Duas palavras sobre ele me emocionaram. A de Josafar quando lhe comuniquei a sua morte dizendo que ficamos apenas eu e ele do famoso trio: “Não há muita diferença .se eu ou você que fica por mais um tempo. O certo é que não seremos mais os mesmos. Uma parte de nós se foi.” E a do Pastor Joel Zeferino, da Igreja Batista Nazareth, ao convocar para o Memorial Inter-religioso Pr Djalma Torres neste domingo às 19 horas: “Se John Wesley é lembrado pela afirmação ´o mundo é a minha paróquia´ por ter se dado conta de que o espaço restrito da igreja era pequeno demais para sua atuação, o Pr. Djalma Torres certamente pode ser lembrado como quem viveu pela inspiração de que o ´o mundo é de Deus e todas as pessoas, nas diferentes religiões, são minhas irmãs e irmãos´”. Um homem raro, um pastor amoroso, um pregador que encarnava o que pregava pois colocava o coração em tudo o que fazia ou falava, um teólogo do mundo, um irmão, pai e avô incomparável, uma amigo mais chegado do que um irmão, assim era Djalma. Num de meus últimos encontros com ele, na casa de Maurício seu primogênito, ele estava alegre, muito empolgado e rimos gostosamente.
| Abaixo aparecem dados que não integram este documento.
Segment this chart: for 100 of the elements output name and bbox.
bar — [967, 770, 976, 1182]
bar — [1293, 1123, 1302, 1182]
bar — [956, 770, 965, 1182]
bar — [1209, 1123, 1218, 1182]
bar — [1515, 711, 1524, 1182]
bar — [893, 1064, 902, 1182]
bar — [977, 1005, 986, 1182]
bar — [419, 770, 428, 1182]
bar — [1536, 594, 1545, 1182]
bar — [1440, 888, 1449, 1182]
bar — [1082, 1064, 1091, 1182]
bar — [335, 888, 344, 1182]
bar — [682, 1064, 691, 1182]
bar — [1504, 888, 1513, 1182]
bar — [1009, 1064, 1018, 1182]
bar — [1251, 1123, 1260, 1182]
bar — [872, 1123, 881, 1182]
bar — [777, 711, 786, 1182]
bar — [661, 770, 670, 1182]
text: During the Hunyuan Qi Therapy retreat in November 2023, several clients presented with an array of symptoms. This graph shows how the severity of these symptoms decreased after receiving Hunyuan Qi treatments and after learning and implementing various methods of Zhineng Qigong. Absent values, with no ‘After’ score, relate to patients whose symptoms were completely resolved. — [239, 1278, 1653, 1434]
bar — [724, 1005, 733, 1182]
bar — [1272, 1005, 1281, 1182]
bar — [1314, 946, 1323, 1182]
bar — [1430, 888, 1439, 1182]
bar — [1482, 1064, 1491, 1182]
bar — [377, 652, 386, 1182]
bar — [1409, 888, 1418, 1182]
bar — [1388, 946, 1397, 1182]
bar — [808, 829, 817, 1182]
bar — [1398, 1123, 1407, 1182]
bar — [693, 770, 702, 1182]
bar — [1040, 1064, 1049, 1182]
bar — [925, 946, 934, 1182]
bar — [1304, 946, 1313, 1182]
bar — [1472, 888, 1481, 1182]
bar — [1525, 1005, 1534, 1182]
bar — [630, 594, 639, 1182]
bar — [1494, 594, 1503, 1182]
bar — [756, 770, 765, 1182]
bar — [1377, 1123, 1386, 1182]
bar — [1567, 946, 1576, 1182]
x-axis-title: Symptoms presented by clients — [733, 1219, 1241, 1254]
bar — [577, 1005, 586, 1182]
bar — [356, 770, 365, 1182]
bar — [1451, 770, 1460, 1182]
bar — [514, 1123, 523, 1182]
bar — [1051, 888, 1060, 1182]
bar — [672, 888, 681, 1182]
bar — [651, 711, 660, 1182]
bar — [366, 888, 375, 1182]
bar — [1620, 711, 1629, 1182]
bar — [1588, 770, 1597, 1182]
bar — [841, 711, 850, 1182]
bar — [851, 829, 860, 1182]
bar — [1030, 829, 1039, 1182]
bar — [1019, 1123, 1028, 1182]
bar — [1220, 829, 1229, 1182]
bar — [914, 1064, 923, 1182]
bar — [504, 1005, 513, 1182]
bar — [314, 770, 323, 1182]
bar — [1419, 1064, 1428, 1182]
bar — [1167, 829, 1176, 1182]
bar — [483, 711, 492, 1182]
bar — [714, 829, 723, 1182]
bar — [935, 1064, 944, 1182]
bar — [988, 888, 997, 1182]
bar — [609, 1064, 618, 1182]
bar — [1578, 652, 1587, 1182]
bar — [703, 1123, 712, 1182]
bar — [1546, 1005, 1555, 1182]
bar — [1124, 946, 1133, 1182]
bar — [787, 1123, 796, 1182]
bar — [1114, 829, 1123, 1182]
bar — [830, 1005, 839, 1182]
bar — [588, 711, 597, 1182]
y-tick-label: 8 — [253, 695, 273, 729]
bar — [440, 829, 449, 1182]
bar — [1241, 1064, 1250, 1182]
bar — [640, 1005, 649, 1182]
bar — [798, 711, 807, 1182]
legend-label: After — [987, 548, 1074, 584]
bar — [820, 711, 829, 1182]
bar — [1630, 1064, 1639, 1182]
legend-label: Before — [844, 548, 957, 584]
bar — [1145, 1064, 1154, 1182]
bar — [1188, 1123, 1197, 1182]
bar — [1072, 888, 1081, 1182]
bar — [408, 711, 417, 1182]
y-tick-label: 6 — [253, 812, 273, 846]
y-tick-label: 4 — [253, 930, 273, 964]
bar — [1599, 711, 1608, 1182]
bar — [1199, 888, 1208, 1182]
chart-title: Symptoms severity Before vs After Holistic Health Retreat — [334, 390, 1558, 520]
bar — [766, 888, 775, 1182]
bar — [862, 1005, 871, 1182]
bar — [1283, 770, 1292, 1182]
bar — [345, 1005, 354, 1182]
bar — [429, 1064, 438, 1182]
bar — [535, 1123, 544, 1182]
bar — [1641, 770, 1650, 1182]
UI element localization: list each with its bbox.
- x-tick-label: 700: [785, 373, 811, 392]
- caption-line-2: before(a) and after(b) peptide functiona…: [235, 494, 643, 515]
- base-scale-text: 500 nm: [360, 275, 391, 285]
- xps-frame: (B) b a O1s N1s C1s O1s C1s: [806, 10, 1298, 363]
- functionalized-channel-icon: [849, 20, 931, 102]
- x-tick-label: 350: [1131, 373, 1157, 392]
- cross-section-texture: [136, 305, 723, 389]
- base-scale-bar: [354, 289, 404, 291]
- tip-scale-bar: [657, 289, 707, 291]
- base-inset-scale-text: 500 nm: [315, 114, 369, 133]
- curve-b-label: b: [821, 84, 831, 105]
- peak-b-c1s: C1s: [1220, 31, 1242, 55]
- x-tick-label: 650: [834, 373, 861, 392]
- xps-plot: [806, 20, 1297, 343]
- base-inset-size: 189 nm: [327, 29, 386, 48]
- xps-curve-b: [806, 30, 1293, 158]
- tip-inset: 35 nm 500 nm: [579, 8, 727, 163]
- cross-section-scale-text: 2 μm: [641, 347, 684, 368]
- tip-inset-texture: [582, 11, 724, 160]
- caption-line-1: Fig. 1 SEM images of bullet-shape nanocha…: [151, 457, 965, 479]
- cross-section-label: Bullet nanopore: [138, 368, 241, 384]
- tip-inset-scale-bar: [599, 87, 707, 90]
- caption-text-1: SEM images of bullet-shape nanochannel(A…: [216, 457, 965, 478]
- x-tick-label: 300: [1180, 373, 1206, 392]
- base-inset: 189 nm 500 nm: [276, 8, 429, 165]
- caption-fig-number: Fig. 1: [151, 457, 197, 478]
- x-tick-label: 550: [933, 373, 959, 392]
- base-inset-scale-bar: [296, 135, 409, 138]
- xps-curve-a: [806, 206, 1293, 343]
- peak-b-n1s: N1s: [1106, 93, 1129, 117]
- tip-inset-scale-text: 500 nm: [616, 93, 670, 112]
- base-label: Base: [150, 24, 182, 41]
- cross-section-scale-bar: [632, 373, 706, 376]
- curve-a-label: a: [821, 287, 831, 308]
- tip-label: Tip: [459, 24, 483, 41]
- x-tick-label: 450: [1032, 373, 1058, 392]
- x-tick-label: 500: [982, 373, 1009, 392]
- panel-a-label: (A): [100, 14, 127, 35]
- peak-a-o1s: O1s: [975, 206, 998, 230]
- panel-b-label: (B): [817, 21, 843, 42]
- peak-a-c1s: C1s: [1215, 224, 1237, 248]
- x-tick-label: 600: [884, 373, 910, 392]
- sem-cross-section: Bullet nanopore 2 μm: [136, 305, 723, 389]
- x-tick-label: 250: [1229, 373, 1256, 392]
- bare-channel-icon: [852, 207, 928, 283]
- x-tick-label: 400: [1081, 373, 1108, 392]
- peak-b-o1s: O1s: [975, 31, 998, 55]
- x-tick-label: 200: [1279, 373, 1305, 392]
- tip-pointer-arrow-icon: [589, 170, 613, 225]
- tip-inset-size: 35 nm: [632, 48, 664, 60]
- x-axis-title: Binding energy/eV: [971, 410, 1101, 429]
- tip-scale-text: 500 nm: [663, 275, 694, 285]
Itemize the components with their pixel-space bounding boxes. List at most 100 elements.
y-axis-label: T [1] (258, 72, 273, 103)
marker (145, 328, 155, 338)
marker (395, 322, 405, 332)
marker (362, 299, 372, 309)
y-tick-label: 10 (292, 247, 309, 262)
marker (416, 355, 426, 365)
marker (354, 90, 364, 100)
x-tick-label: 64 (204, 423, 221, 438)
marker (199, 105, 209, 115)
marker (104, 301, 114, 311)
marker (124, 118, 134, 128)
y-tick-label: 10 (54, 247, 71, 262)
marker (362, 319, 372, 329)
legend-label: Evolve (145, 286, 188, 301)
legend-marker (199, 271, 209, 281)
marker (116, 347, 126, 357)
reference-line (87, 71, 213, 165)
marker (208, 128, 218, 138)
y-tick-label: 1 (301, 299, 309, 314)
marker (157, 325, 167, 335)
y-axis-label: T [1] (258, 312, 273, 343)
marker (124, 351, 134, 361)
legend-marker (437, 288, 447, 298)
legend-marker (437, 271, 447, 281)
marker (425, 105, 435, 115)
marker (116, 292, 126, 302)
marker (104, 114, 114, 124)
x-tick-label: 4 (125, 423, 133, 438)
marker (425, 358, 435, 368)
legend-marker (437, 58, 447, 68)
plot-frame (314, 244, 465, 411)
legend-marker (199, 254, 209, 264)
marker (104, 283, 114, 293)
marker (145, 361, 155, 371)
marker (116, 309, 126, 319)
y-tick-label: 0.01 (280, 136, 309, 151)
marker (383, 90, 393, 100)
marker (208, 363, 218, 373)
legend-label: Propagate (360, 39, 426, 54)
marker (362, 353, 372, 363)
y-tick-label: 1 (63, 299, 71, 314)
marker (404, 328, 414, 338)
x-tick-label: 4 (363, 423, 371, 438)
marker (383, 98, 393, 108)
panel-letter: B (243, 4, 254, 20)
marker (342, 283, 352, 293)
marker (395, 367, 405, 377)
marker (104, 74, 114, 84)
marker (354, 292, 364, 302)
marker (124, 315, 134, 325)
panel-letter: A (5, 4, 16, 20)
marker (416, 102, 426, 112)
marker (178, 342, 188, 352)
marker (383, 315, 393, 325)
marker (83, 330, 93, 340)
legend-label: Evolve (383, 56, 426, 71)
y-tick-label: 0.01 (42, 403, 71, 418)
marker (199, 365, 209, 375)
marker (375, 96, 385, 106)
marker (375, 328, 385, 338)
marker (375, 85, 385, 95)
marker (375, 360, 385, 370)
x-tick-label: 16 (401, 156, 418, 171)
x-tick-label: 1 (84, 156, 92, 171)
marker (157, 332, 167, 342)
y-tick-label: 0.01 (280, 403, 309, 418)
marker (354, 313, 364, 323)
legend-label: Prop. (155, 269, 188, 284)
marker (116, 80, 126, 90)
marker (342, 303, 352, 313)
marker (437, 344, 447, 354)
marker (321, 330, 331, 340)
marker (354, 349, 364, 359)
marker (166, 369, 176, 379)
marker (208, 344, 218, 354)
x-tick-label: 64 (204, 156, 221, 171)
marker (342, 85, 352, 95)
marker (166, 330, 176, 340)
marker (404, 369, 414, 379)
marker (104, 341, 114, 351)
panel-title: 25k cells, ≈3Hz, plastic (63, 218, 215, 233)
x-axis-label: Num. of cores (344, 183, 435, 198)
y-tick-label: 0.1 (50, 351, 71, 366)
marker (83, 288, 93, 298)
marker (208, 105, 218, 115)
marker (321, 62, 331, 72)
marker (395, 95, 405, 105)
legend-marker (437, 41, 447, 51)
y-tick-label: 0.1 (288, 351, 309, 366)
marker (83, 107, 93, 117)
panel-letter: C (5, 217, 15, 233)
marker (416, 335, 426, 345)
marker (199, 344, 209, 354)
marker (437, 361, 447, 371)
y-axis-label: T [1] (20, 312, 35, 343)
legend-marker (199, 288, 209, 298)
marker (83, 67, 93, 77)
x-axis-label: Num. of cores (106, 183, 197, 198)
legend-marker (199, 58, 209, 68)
Um homem e um pastor revolucionário nos deixou, mas continua vivo na família e em todos que tivemos o privilégio de ser tocados por ele. Certamente agora está na Pátria Eterna onde tudo se reúne e onde Jesus Cristo reina com todos. E, não sei como pois sabemos muito pouco, encontrará por certo sua Vone, companheira na vida terrena e na eternidade.